Developments like these by specialised companies are the most interesting, as they go a step beyond searching for copies of an image, such as IBM Watson or Clarifai. For example, Synthetic's Style Intelligence Agent (SIA), developed with Adobe Sensei, is a discovery service that uses artificial intelligence to help the user complete their outfits of clothing and discover many possibilities that might complement a single image.
This means that the system can not only look for results similar to a photo, but even deduce (or recognise) patterns, and search for products across different categories; such as clothing inspired by the style of certain artistic paintings, interior design relating to images of natural landscapes, or products that match other items they already own. Do you want a dress that resembles Van Gogh's Starry Night, an armchair the colour of the Serengeti, or a washing machine that matches your red toaster?
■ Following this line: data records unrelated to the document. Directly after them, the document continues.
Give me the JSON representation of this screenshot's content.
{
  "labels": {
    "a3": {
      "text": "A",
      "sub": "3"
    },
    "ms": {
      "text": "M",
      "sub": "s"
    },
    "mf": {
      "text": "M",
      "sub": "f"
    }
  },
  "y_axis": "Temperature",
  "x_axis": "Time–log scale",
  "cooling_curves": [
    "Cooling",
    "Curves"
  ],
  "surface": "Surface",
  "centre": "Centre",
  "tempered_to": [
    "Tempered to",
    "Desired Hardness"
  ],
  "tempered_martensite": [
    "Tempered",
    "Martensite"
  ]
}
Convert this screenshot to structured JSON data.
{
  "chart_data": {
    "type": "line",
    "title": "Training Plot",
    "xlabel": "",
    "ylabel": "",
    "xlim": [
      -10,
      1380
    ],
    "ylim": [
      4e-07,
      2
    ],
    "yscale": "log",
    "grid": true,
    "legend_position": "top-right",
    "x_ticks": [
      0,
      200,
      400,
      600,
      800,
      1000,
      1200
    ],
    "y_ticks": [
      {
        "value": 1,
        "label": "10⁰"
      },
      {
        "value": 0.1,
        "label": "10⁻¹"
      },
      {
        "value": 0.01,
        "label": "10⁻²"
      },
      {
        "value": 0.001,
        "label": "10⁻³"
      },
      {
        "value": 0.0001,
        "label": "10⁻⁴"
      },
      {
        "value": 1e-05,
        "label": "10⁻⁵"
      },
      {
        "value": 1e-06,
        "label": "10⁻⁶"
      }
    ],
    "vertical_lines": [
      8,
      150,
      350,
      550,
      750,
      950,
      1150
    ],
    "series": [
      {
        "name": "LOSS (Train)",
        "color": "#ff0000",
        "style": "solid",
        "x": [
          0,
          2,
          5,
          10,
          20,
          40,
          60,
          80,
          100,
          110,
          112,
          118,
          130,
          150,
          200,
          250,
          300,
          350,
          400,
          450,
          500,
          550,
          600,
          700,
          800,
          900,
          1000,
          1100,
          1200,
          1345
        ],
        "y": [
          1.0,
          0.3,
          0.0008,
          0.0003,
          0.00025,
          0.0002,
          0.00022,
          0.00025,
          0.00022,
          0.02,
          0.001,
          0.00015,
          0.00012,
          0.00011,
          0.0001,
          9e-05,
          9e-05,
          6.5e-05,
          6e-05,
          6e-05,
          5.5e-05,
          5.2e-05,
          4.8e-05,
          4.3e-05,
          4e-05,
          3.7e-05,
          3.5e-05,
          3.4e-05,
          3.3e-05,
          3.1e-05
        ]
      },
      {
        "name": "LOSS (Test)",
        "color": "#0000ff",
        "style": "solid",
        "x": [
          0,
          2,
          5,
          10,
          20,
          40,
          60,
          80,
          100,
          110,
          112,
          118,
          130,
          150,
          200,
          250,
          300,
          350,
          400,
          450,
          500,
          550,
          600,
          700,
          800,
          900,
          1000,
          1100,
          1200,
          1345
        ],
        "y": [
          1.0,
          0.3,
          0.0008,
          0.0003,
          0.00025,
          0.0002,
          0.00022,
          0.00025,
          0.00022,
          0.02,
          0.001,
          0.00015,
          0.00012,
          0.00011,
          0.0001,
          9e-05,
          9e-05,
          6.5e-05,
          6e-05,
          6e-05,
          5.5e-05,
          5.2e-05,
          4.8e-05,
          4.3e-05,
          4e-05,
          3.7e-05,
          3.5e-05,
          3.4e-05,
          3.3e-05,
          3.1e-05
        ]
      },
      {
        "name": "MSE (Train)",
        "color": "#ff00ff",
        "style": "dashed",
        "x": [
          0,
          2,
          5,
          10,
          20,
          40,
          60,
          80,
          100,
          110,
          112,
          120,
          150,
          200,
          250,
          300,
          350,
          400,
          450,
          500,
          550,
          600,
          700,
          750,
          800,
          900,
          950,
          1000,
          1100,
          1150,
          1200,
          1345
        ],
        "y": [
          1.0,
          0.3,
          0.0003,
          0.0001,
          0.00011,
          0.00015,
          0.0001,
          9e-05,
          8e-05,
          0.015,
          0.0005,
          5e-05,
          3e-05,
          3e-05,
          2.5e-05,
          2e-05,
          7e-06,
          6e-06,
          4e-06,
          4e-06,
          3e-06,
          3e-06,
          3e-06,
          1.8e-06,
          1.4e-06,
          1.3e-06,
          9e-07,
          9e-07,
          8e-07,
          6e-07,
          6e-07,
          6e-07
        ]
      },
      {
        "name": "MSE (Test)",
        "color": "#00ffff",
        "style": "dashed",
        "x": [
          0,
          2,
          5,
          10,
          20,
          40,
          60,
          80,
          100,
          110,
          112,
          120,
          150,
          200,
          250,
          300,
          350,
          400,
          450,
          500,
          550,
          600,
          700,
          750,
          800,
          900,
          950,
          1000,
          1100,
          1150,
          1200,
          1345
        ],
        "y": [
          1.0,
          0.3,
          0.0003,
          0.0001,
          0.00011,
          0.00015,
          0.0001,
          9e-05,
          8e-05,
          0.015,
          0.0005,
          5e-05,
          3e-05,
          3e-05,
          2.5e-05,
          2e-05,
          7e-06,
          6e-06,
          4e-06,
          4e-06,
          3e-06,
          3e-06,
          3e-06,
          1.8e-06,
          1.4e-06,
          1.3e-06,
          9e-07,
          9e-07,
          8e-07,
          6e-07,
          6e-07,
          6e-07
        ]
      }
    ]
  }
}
Just upload a photo, choose the desired filters and the robot will do the analysis for you.
While these services may be incorporated into brand catalogues, visual search apps such as CamFind are already appearing that will search multiple brands and results online: a really interesting option for buyers who are tired of comparing manually, on Google and Amazon.
Other more futuristic options, that we shall be seeing from 2020 onwards according to technological experts, are scanners to compare prices between different stores (as Walmart is currently testing) and mirrors in physical shops capable of measuring the dimensions of a customer to offer them the best suggestions of clothes in stock.
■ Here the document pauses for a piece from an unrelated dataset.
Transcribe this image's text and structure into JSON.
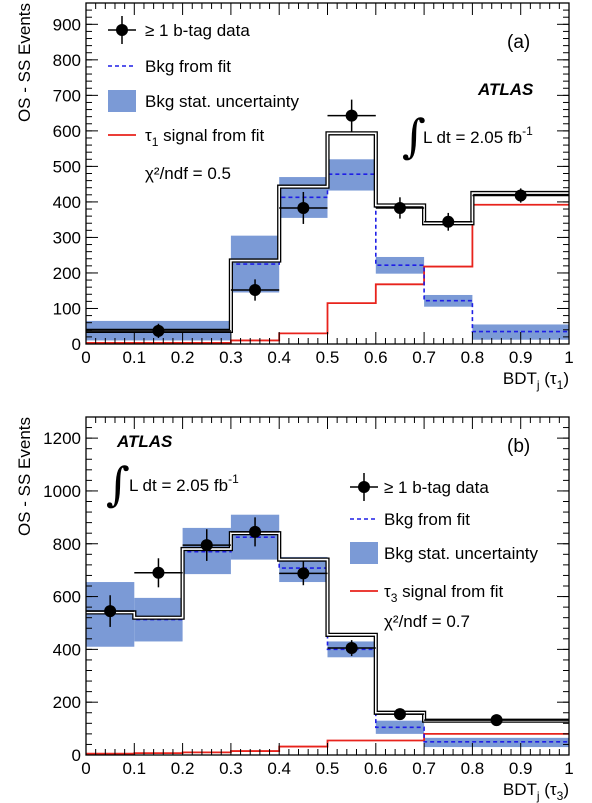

In both the online and offline worlds, the trend seems clear: to save the customer the tedium of searching digital and physical shelves, and to personalise the service of recommendations as much as possible.
For retailers, this push forward of artificial intelligence into visual search tools signals the need to be quick in its implementation, because unless the AI system can scan 99% of an inventory, the results will not be as accurate nor will the option be as attractive to the buyer. To link so many articles to a new system, companies must act in time and with sufficient organisation.
“One of the most important trends in marketing is personalization. The ability to arm your customers in a retail setting with visual search is an opportunity to take personalization to the next level. So embrace it. Invest in it. And unlock the power of both personalization and visual search before the competition does.” | Ross Simmonds, Digital Marketing Strategist
The applications of these technologies of visual search and image recognition are endless, from recognising plants to identifying people in security systems, but without doubt it is in the retail sector that it has become a favourite talking point.
The advantages of implementing visual search in a website or app, apart from appearing in visual search results, are outstanding: greater customer loyalty, increased sales, and improved benefits in the short and medium term. The key is to adapt the type of visual search to the customers’ most common goals and to the manner in which they tend to search, use and buy products. And in this new positioning, an image can be worth more than a thousand keywords.